The exhibition On-Trade-Off: Green Gold brings together the works of six artists from this collective: Sammy Baloji, Jean Katambayi Mukendi, Georges Senga, Daddy Tshikaya, Maarten Vanden Eynde and Musasa. It revolves around the extraction of mineral resources from the Democratic Republic of Congo (DRC), revealing the problematic undersides to this industrial system.

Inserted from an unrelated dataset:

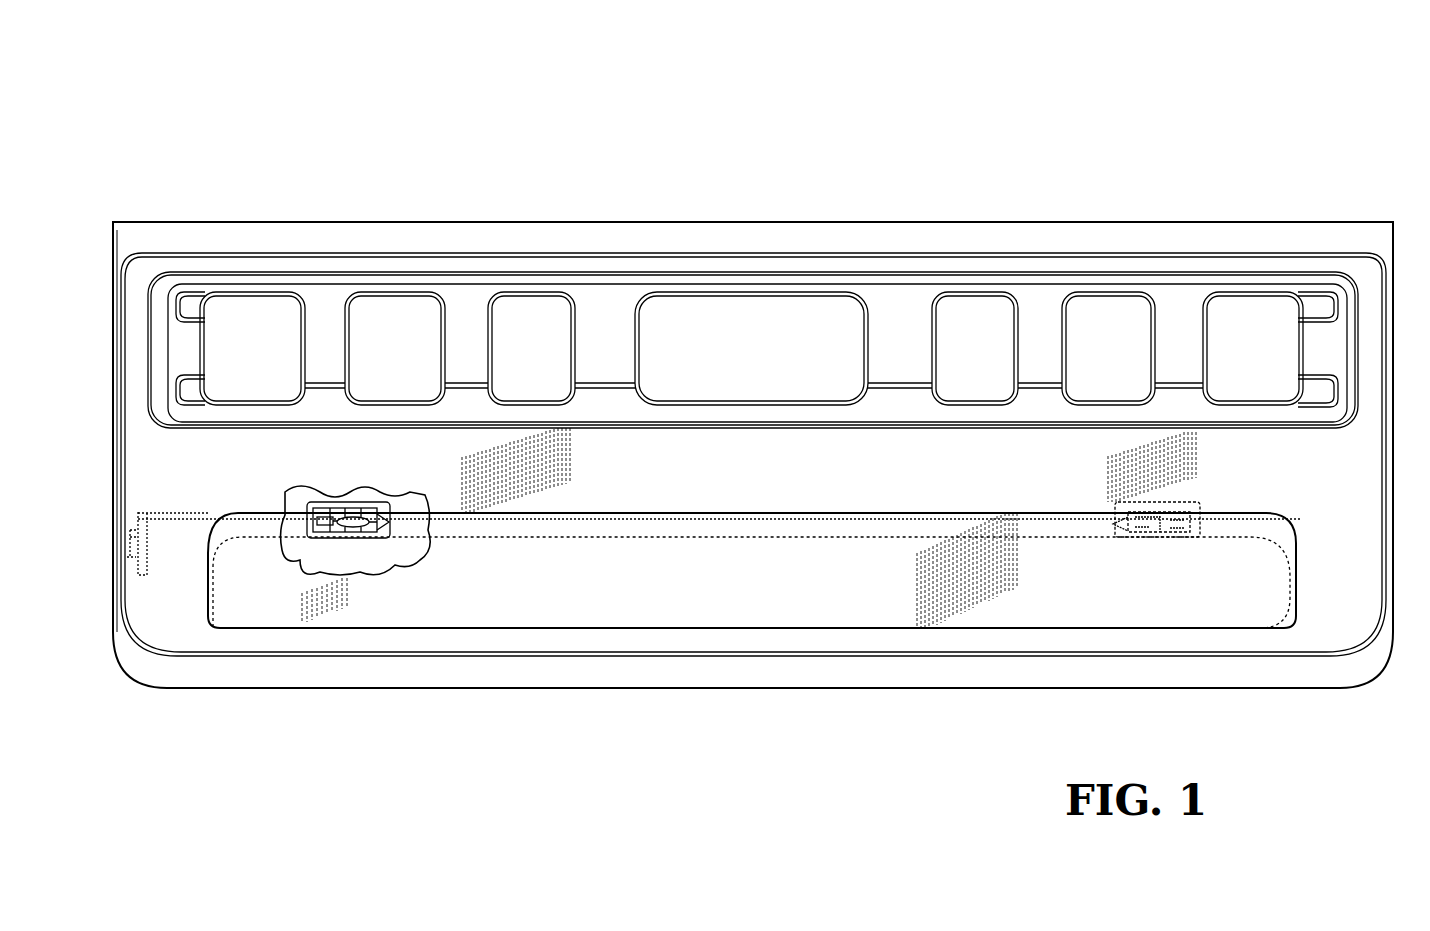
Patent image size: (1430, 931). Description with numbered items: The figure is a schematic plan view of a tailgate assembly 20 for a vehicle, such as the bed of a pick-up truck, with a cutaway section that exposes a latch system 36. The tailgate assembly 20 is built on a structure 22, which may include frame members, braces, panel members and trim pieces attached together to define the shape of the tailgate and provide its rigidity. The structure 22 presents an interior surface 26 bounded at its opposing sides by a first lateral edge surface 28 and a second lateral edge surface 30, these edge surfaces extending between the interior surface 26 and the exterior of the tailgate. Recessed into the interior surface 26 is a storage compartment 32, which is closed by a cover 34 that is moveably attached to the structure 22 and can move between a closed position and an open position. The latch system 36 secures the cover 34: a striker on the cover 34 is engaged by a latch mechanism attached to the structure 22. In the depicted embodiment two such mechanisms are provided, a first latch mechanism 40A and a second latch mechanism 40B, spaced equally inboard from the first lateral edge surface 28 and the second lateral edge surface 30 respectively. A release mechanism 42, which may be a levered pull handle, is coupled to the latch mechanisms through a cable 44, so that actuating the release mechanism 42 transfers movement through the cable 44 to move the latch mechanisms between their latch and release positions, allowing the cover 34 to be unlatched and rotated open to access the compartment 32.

The ironic title of this event refers to several works exhibited that take as a starting point the production system of lithium – the third chemical element of the periodic table of elements. Dubbed «green gold», lithium is both a fundamental resource for ecological transition, but also an element at the heart of a virulent industrial and economic circuit. Enabling the mass production of lithium-ion batteries used for smartphones or cars, lithium becomes a commodity, a currency. The «new black gold» is then turned into money, effectively becoming a «green gold». Through mediums as varied as painting, sculpture, photography or technical drawing, the six artists dissect the multiple stages of the production of lithium and copper and trace their origins to the DRC. Oscillating between scientific, documentary and even caricatural aesthetics, the artworks are gathered in an organic logic.